AMD Ryzen 9 7940HS APU with Radeon 780M iGPU shows stunning gaming performance

DragonSlayer101

Posts: 371   +2
Staff
What just happened? Benchmark results published by popular YouTube channel ETA Prime show that AMD's Ryzen 9 7940HS mobile APU can offer smooth 1080p gameplay in a slew of well-known games, including Counter-Strike: Global Offensive, GTA 5, Forza Horizon 5, Fortnite, Doom Eternal, and more. The testbed was the 2023 ASUS TUF A15 laptop, which comes with 32 GB of DDR5-5200 RAM overclocked to 5600MHz. It also had an RTX 4060 discrete graphics card, but it was disabled for the purpose of these tests.

The Ryzen 9 7940HS is the flagship SKU in AMD's Ryzen 7040 lineup. It comes with the RDNA 3-based Radeon 780M iGPU with 12 Compute Units, clocked at up to 2.8GHz. On the CPU side, it has 8 Zen 4 CPU cores, 16 threads, a 4GHz base clock, 5.2GHz boost clock, and 40MB of total cache. A stress test on Furmark showed that the 780M drew around 45W of power.

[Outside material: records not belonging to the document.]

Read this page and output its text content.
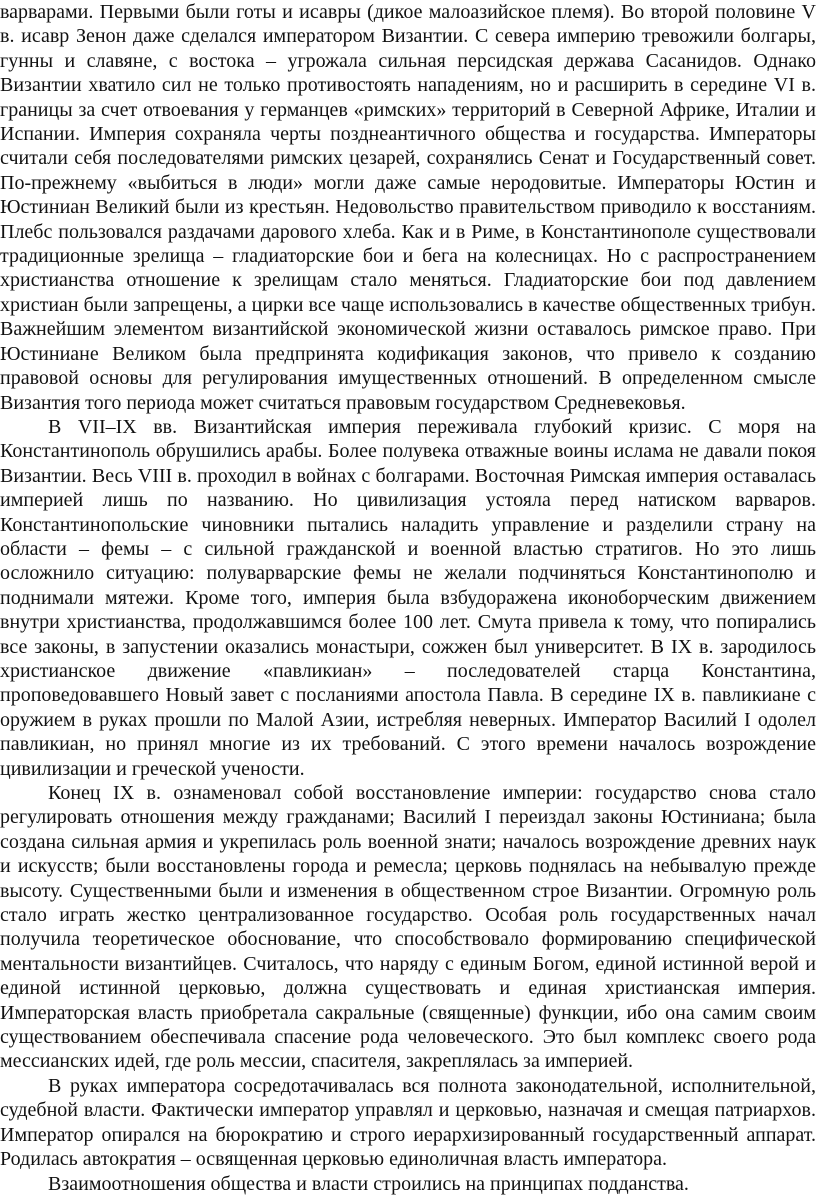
варварами. Первыми были готы и исавры (дикое малоазийское племя). Во второй половине V в. исавр Зенон даже сделался императором Византии. С севера империю тревожили болгары, гунны и славяне, с востока – угрожала сильная персидская держава Сасанидов. Однако Византии хватило сил не только противостоять нападениям, но и расширить в середине VI в. границы за счет отвоевания у германцев «римских» территорий в Северной Африке, Италии и Испании. Империя сохраняла черты позднеантичного общества и государства. Императоры считали себя последователями римских цезарей, сохранялись Сенат и Государственный совет. По-прежнему «выбиться в люди» могли даже самые неродовитые. Императоры Юстин и Юстиниан Великий были из крестьян. Недовольство правительством приводило к восстаниям. Плебс пользовался раздачами дарового хлеба. Как и в Риме, в Константинополе существовали традиционные зрелища – гладиаторские бои и бега на колесницах. Но с распространением христианства отношение к зрелищам стало меняться. Гладиаторские бои под давлением христиан были запрещены, а цирки все чаще использовались в качестве общественных трибун. Важнейшим элементом византийской экономической жизни оставалось римское право. При Юстиниане Великом была предпринята кодификация законов, что привело к созданию правовой основы для регулирования имущественных отношений. В определенном смысле Византия того периода может считаться правовым государством Средневековья.

В VII–IX вв. Византийская империя переживала глубокий кризис. С моря на Константинополь обрушились арабы. Более полувека отважные воины ислама не давали покоя Византии. Весь VIII в. проходил в войнах с болгарами. Восточная Римская империя оставалась империей лишь по названию. Но цивилизация устояла перед натиском варваров. Константинопольские чиновники пытались наладить управление и разделили страну на области – фемы – с сильной гражданской и военной властью стратигов. Но это лишь осложнило ситуацию: полуварварские фемы не желали подчиняться Константинополю и поднимали мятежи. Кроме того, империя была взбудоражена иконоборческим движением внутри христианства, продолжавшимся более 100 лет. Смута привела к тому, что попирались все законы, в запустении оказались монастыри, сожжен был университет. В IX в. зародилось христианское движение «павликиан» – последователей старца Константина, проповедовавшего Новый завет с посланиями апостола Павла. В середине IX в. павликиане с оружием в руках прошли по Малой Азии, истребляя неверных. Император Василий I одолел павликиан, но принял многие из их требований. С этого времени началось возрождение цивилизации и греческой учености.

Конец IX в. ознаменовал собой восстановление империи: государство снова стало регулировать отношения между гражданами; Василий I переиздал законы Юстиниана; была создана сильная армия и укрепилась роль военной знати; началось возрождение древних наук и искусств; были восстановлены города и ремесла; церковь поднялась на небывалую прежде высоту. Существенными были и изменения в общественном строе Византии. Огромную роль стало играть жестко централизованное государство. Особая роль государственных начал получила теоретическое обоснование, что способствовало формированию специфической ментальности византийцев. Считалось, что наряду с единым Богом, единой истинной верой и единой истинной церковью, должна существовать и единая христианская империя. Императорская власть приобретала сакральные (священные) функции, ибо она самим своим существованием обеспечивала спасение рода человеческого. Это был комплекс своего рода мессианских идей, где роль мессии, спасителя, закреплялась за империей.

В руках императора сосредотачивалась вся полнота законодательной, исполнительной, судебной власти. Фактически император управлял и церковью, назначая и смещая патриархов. Император опирался на бюрократию и строго иерархизированный государственный аппарат. Родилась автократия – освященная церковью единоличная власть императора.

Взаимоотношения общества и власти строились на принципах подданства.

Coming to the benchmarks, the CPU (limited to 80W) racked up 11,453 points in 3DMark Time Spy, while the GPU scored 2,830. That's slightly higher than the 2,400 points notched up by the Radeon 680M, but a tad less than the 3,200 points scored by the Nvidia RTX 2050 mobile GPU. It also surpassed the Radeon 680M handsomely in 3DMark Fire Strike.

Getting to the gaming benchmarks, CS:GO running at 1080p High achieved a smooth 138 FPS average, and even hit 150+ occasionally. GTA 5 and Forza Horizon 5 with the same settings achieved an average of 81 and 86 FPS, respectively. As for Fortnite and Doom Eternal, they hit an average of 78 and 83 FPS, respectively, at 1080p Medium.

The video also revealed benchmark results for Horizon Zero Dawn, Call of Duty: Modern Warfare II, and Cyberpunk 2077. Starting with HZD, the 7040HS got an average of 69 FPS (1080p Favor Performance), while COD: MW II hit an average of 106 FPS at 1080p using the FSR 'Performance' mode. Finally, Cyberpunk 2077 ran at around 77 FPS at 1080p with a mix of low and medium settings.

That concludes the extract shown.